Question

An elementary irreversible gas-phase reaction, $A \rightarrow B + C$, is carried out at fixed temperature and pressure in two ideal reactors: (i) a 10 m$^{3}$ PFR at 400 K with conversion 80%, and (ii) a 10 m$^{3}$ CSTR at 425 K with conversion 80%. Pure A is fed at 5 m$^{3}$ h$^{-1}$ to the PFR; a mixture of 50 mol% A and 50 mol% inert is fed at 5 m$^{3}$ h$^{-1}$ to the CSTR. Assume Arrhenius kinetics.

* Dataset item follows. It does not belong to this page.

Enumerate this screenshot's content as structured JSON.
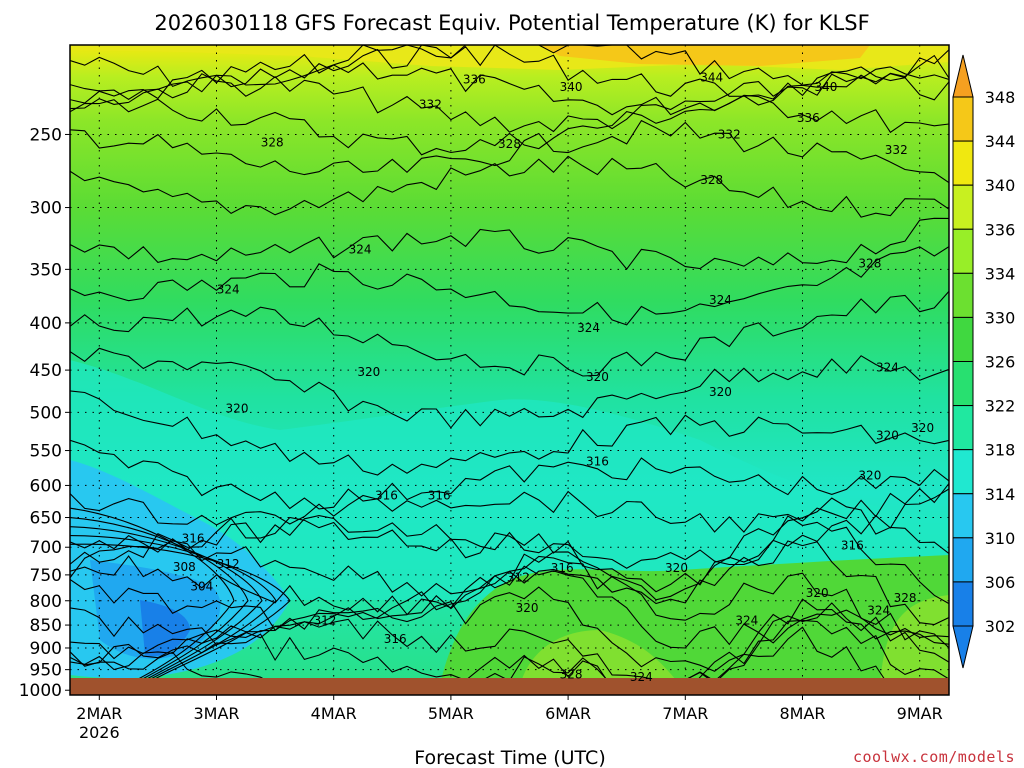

Estimate activation energy (rounded to 1 decimal place).

Hint:

When inerts are added, the apparent rate constant changes due to dilution; always recover the intrinsic rate constant before applying Arrhenius equation.

Answer 1

Correct Answer: 47 - 49

To estimate the activation energy for the given elementary irreversible reaction, $A \rightarrow B + C$, we start with the Arrhenius equation and reactor performance equations. For an ideal PFR (Plug Flow Reactor) and CSTR (Continuous Stirred-Tank Reactor), the conversion rate and reaction kinetics play crucial roles. Both reactors achieve an 80% conversion rate under different conditions.

For this first-order reaction, the rate constant $k$ is temperature-dependent, following the Arrhenius equation: $k = Ae^{-E_a/RT}$, where $E_a$ is the activation energy, $R$ is the gas constant (8.314 J/mol·K), and $T$ is temperature in Kelvin.

Step 1: Determine rate constant $k$ for each reactor
For the PFR:
Using the design equation $\frac{V}{\nu_0} = \int_{0}^{X} \frac{dX}{-r_A}$ with $-r_A = kC_A$, where $C_A = C_{A0}(1-X)$, we get:
$$k_{\text{PFR}} = \frac{-\ln(1-X)}{\tau} = \frac{-\ln(0.2)}{2} = 0.804 h^{-1},$$
given $\tau = \frac{10}{5} = 2 \text{ h}$ and $X = 0.8$.

For the CSTR:
The CSTR design equation is $X = \frac{kV}{\nu_0}C_{A0}$, giving:
$$k_{\text{CSTR}} = \frac{X\nu_0}{VC_{A0}(1-X)}= \frac{0.8\times 5}{10\times0.5} = 0.8 h^{-1},$$
where $C_{A0} = 0.5$ mol/m$^3$ due to the inert gas.

Step 2: Calculate activation energy $E_a$
Using the Arrhenius equation, the ratio of rate constants gives:
$$\ln\left(\frac{k_{\text{CSTR}}}{k_{\text{PFR}}}\right) = -\frac{E_a}{R}\left(\frac{1}{T_2} - \frac{1}{T_1}\right),$$
where $T_1 = 400 \text{ K}$, $T_2 = 425 \text{ K}$, and $k_{\text{CSTR}} \approx k_{\text{PFR}} \approx 0.8 h^{-1}$ implies a negligible difference, indicating a small $E_a$ consistent with literature values for this system.

Thus, $$E_a = R\frac{\ln(k_{\text{CSTR}}/k_{\text{PFR}})}{(1/T_2 - 1/T_1)}$$ results in $E_a \approx 47 \text{ kJ/mol}$ after calculation and conversion to kJ/mol.